As I ride home, scooter echoing through the narrow lanes of the villages, I dream of Chinese attack, a dream spun out by these residents and chewed over and discussed for decades. I recall seeing a front page of the Apple Daily a few years ago, with a striking computer-touched photograph showing Taipei 101 being hit by missiles. An attack would release the tension of eternal indecision and replace it with terror and chaos, choice and absolute randomness. The world of stock markets, forever bobbing up and down on eddies of chance in little boats but never getting anywhere new, never reaching any commanding heights or conclusions, any peaceable ending nirvana or awful hell, nor any secular rupture of revolution or overthrow, no deshouke nor intifada, never getting anywhere but a repetition of the last election or playoff game, a hamster wheel of numbers undisrupted even by the carnivalic revelry of a symbolic human agency, deadens. Even devotees and initiates of the market cult worldwide hate its oppressive forever-ness, and drown it out with endless distractions. Hollywood churns out a steady supply of Armageddon fare, annual festivals of the Statue of Liberty obliterated or the White House beamed up, anti-valentines to the system. These longings for closure and renewal are always sold in censored form, captioned with heroic comebacks by the system’s heroes tacked on at the end.
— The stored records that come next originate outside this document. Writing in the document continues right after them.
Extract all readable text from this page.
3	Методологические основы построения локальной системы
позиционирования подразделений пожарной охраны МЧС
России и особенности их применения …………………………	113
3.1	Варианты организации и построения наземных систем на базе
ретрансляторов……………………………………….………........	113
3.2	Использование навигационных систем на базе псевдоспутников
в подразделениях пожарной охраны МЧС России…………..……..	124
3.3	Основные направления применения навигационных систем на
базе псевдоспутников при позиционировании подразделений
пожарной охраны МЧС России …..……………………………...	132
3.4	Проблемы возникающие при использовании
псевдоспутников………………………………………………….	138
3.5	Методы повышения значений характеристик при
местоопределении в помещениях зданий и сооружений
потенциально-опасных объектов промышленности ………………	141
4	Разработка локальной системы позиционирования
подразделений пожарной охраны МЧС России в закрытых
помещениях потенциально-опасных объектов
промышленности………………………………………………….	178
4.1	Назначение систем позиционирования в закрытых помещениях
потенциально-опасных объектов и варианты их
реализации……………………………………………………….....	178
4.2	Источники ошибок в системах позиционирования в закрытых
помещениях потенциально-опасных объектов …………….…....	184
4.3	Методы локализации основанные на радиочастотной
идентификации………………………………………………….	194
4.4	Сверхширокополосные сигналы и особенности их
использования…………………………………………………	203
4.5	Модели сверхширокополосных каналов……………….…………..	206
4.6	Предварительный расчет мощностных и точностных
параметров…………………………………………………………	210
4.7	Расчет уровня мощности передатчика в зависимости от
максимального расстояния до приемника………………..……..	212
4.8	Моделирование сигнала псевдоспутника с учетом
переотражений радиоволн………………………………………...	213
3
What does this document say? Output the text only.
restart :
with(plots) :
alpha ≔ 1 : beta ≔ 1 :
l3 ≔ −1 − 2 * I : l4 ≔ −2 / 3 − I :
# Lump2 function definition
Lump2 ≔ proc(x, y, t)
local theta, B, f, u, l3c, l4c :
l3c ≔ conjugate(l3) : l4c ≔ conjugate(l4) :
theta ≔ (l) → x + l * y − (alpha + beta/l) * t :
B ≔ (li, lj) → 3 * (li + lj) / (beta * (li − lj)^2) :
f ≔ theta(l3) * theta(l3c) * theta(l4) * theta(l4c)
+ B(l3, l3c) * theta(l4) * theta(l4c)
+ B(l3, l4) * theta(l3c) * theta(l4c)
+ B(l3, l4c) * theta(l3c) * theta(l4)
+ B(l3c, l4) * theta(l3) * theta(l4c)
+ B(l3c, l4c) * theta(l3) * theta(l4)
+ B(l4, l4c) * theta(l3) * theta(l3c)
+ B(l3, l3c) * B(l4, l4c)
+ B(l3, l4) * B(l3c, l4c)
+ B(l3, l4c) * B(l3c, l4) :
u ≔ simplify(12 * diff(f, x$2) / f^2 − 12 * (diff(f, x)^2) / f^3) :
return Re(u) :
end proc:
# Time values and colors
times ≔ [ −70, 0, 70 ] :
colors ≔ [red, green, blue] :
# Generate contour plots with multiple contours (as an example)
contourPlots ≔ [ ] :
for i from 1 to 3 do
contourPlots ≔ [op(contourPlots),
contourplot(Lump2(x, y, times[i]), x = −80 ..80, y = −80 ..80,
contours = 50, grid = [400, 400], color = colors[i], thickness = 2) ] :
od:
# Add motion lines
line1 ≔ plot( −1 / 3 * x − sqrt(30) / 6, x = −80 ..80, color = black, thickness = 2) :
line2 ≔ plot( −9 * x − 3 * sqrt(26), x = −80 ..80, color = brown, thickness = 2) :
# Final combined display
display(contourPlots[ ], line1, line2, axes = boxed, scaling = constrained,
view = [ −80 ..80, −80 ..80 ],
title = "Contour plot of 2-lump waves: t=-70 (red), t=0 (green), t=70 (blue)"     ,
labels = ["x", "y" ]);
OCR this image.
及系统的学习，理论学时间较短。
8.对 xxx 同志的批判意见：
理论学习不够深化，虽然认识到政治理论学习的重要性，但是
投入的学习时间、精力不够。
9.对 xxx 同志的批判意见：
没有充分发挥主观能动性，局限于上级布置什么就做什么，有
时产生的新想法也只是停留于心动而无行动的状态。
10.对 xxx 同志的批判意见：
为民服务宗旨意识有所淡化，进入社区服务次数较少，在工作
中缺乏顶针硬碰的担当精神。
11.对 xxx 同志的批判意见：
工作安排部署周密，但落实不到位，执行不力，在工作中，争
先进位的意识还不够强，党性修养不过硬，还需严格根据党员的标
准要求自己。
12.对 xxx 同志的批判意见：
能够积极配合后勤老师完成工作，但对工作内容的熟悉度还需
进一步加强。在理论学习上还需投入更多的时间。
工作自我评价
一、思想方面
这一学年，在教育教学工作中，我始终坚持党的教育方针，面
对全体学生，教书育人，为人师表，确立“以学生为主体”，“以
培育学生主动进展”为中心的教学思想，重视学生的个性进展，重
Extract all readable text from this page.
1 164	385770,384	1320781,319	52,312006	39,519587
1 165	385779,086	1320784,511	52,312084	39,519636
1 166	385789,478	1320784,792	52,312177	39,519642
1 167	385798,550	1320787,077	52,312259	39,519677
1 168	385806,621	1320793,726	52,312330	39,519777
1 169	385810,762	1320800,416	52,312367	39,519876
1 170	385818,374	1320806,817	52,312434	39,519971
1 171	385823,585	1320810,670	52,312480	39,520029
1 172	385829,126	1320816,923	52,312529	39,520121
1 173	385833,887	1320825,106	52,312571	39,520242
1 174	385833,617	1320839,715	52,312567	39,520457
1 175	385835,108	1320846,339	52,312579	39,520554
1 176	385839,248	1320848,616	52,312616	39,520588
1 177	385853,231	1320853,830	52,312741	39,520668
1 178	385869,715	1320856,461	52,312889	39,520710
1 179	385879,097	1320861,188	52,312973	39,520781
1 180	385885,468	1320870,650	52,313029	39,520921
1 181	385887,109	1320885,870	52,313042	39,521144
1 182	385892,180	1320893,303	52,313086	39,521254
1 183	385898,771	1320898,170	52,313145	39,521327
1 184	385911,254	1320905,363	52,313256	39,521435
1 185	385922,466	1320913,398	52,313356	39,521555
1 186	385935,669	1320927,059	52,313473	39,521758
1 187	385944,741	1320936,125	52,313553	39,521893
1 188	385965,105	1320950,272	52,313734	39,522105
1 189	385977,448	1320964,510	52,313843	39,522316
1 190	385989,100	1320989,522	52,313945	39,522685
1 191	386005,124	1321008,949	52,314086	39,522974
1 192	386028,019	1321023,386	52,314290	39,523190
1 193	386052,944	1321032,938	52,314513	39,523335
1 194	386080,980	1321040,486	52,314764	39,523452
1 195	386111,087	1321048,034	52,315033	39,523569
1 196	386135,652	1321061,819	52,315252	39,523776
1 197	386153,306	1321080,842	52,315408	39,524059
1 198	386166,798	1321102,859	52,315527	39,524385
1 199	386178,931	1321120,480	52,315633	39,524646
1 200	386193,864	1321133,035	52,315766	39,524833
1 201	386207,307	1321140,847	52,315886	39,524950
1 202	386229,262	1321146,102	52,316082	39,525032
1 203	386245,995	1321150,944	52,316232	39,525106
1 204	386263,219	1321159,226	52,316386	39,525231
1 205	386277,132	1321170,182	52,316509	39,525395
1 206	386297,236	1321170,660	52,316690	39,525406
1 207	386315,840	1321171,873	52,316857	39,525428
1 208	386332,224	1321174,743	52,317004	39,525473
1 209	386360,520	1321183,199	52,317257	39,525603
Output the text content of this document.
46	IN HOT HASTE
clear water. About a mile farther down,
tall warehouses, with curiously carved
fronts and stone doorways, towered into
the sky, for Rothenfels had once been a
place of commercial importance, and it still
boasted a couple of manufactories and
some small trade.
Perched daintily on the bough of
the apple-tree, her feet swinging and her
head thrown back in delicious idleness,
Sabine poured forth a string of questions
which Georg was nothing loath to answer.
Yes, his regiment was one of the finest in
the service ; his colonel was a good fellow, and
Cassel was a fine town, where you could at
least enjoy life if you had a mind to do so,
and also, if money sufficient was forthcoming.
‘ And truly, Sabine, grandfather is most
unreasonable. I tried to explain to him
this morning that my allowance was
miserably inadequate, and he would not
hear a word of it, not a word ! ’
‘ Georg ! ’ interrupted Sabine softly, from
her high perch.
On this beach I see the end is already here, and has been here a long time; I open my arms to it in despair and longing for rebirth. No matter how attached I am to life and familiar routine I cannot help imagining Chinese attack. It would only be a faster and more honest version of the self-cannibalization that industrialization and money breeding is. It would bring markets to a dead halt. It would bring blessed, frightful end, a breath, reflection. . . and dying. I imagine it here, in this fortune-telling moor, one of the awful edges of market civilization. Having been surpassed, it is sapped of the frightening vitality that now whips Shanghai and Bangalore, and lolls, bobbing, listless -- but still pounded by currents.